It is the summer solstice so Slabbed is gettin’ “hot and bothered” with Calhoun and Mrs Fayard!

Oh Nell, if I may be so bold as to suggest you direct a portion of your freelance to Ben.

Ben, I’ll add a nice photo gallery is always a big hit with the Slabbed Nation.

And of course I mention all this because the Fayards are opening up their mansion on St Chas aka the Wedding Cake House for a summer fashion show to benefit the folks over at CANO. There will be hot women in bikinis strutting down the runway plus food and entertainment all for the bargain basement price of $75/head. The good people over at the NOLA defender have all the skinny.

Finally folks the solstice season is special in the greater New Orleans area which is why I promote this high society uptown social event as ol’ fashioned good clean fun. It is a poorly kept secret that NOLA has a vibrant voodoo community including wicca and in the course of doing Slabbed I’ve heard stories about alternative ceremonies to mark the solstice including certain members of the Goatherder nation running buck ass naked on the levees. We’re down with people worshipping as they please here at Slabbed so for those of you folks wanting a bit of full frontal nudity to properly mark the solstice its out there is you dig hard enough. Just make sure you leave your wallet at home. 😉


5 thoughts on “It is the summer solstice so Slabbed is gettin’ “hot and bothered” with Calhoun and Mrs Fayard!”

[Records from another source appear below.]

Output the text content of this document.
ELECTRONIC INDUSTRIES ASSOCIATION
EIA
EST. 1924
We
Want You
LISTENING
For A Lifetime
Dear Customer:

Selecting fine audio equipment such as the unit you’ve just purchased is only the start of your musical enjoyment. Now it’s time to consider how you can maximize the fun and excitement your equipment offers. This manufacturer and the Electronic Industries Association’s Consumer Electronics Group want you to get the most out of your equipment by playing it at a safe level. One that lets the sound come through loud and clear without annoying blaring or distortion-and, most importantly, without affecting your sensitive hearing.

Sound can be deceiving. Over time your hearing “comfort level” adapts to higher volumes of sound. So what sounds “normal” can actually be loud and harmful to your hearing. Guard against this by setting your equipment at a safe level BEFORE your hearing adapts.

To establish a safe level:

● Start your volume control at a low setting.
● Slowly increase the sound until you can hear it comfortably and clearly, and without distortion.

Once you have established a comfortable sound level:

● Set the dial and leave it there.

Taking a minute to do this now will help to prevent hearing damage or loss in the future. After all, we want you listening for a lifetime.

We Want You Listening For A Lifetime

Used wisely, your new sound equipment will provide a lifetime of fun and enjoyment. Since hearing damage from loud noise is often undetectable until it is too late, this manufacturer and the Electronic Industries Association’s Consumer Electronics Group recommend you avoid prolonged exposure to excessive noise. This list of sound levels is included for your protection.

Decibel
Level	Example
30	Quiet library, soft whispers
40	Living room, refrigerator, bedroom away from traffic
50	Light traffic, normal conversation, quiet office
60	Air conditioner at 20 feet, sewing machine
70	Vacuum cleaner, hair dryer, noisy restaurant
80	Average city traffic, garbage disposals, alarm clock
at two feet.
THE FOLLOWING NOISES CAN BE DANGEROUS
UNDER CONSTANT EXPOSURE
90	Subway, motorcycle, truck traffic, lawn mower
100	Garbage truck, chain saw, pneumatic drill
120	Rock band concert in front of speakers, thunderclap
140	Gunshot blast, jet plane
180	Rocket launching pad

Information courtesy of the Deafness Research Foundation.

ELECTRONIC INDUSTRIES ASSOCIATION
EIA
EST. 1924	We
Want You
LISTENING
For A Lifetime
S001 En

  1. Or you can wait a few weeks for the Tampon Rodeo and not only get nudity but free outdoor Pap smears on big yachts and see real old seasoned perverts in real time action; with all said sexual activities under the safe, watchful eyes of patrolling policing authorities.

    Oh, and if you’re lucky you could get to see and hear one or more of the Council of Clowns performing and sneaking in some of their annual Council meeting funny ordinances or resolutions. Maybe even eat a hot dog if Chrissy tows his Lucky Dog float there ( Caution: be sure servers are wearing plastic sanitary gloves and don’t go too early around 5 AM cause that’s when Chrissy’s campaign deposits are viewed on special 4G terlits.)..

    And don’t leave home without your CrotchGuard and Pervert Repellant spray.

    The preceding brought to you by the Grand “Debauchery” Isle Tampon Rodeo Commission- ” Where Fishing and Coming Is Coitally and Pervertedly Annually Celebrated”

  2. We have an explanation for Jundal’s solstice sacrifice by Mr. Gill on

    Lawmakers don’t let anything get by them: James Gill
    If you want to hide something from Gov. Bobby Jindal, do it in Louisiana. Even when he is not roving the country in pursuit of national office, his attention seems more and more to wander.

  3. AROD: I got the price of admission for both of us. What say I come by your house and you and I saunter ourselves up St. Charles to the festivities?

    I’m sure there must be a BP claims office somewhere on the premises where we can sign up, too!

  4. UPDATE: on a Fayard matter discussed on here awhile back, but for which comments are closed.

    On June 18, 2012, based on the information provided in a Federal Election Commission complaint, and information provided by the Fayards in response, the FEC found there was no reason to believe the Fayard family, friends and co-workers violated 2 USC 441(f) of the Federal Election Campaign Act of 1971.

    The complaint, the responses and the findings are going to be made available to the public in the next 30 days through the FEC website.